The tech world has changed considerably in the 28 years since Cisco launched its flagship Cisco Live conference, and the myriad ways people now connect and keep in touch present both challenges and opportunities—especially when it comes to embracing virtual attendees.
As part of a recent initiative to incorporate today’s social technology into attendee communication to create greater engagement with virtual attendees as well as those on site, the tech giant turned to social media communication tools to get the conversation going.
Using Cisco’s own Spark messaging platform, “we created virtual rooms for specific topics that people could become a part of—so before the event, you could start having a conversation with the speaker and other attendees,” said Kathy Doyle, Cisco’s director of global customer conferences.
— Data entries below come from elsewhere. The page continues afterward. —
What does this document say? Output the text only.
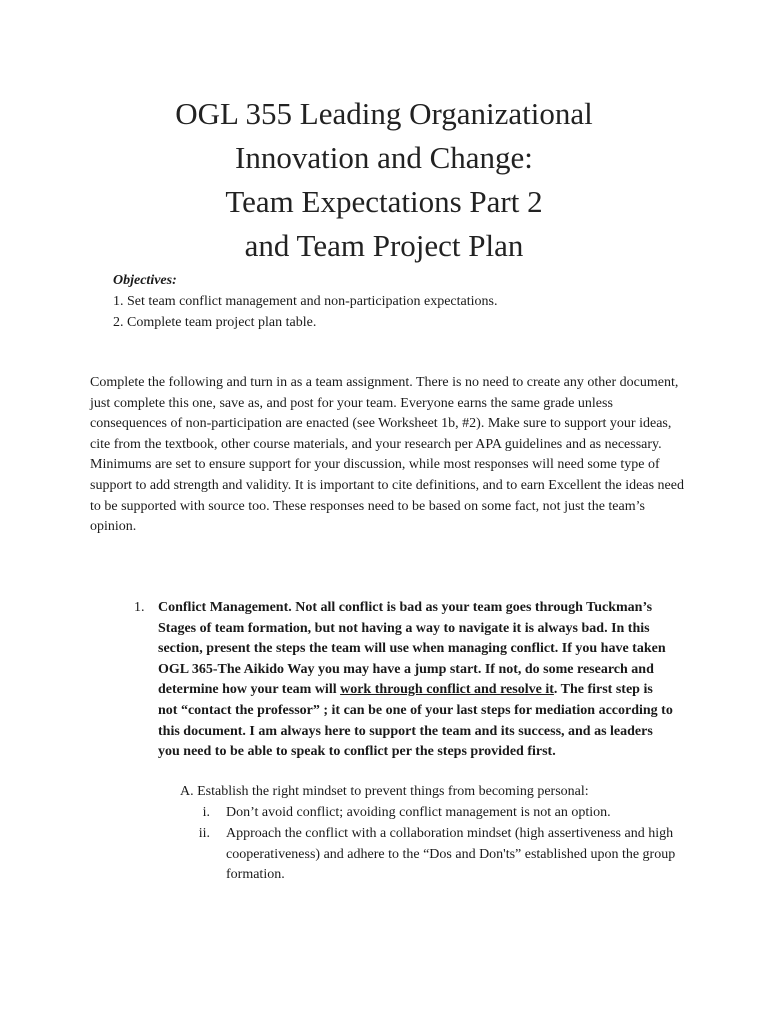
OGL 355 Leading Organizational
Innovation and Change:
Team Expectations Part 2
and Team Project Plan
Objectives:
1. Set team conflict management and non-participation expectations.
2. Complete team project plan table.
Complete the following and turn in as a team assignment. There is no need to create any other document, just complete this one, save as, and post for your team. Everyone earns the same grade unless consequences of non-participation are enacted (see Worksheet 1b, #2). Make sure to support your ideas, cite from the textbook, other course materials, and your research per APA guidelines and as necessary. Minimums are set to ensure support for your discussion, while most responses will need some type of support to add strength and validity. It is important to cite definitions, and to earn Excellent the ideas need to be supported with source too. These responses need to be based on some fact, not just the team’s opinion.
1. Conflict Management. Not all conflict is bad as your team goes through Tuckman’s Stages of team formation, but not having a way to navigate it is always bad. In this section, present the steps the team will use when managing conflict. If you have taken OGL 365-The Aikido Way you may have a jump start. If not, do some research and determine how your team will work through conflict and resolve it. The first step is not “contact the professor” ; it can be one of your last steps for mediation according to this document. I am always here to support the team and its success, and as leaders you need to be able to speak to conflict per the steps provided first.
A. Establish the right mindset to prevent things from becoming personal:
i. Don’t avoid conflict; avoiding conflict management is not an option.
ii. Approach the conflict with a collaboration mindset (high assertiveness and high cooperativeness) and adhere to the “Dos and Don'ts” established upon the group formation.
With close to a million square feet of exhibit space and roughly 28,000 attendees who converged on Las Vegas in June, Doyle and her team needed to find ways to keep attendees from feeling like they were lost in the shuffle. “Because it’s such a large event, it’s very important to find ways to build more of those communities with our customers,” she said.
In addition, for the first time, Cisco used Facebook Live to broadcast the event’s keynotes so that Facebook followers could watch in real time.
Then, after the keynote presentations, “one of the things we did to leverage our virtual audience is we gave them custom, curated Q&As with Cisco leadership,” said Casey O’Looney, the company’s senior manager of global marketing.
Questions were solicited via LinkedIn, Twitter, and Facebook prior to the broadcast, then moved to the comments thread of the Facebook Live stream for immediate engagement. Although communicating via comment thread is nothing new for Reddit users participating in an “Ask Me Anything” interview, crowdsourcing a real-time conversation with company executives was groundbreaking for Cisco.
O’Looney explained that it strengthened both attendees’ connection to the event and to the company itself. The immediacy of responses from executives, she said, gave in-person and even remote attendees a greater sense of belonging.
“Anyone participating in the conversation feels seen and heard by the Cisco Live team,” she said.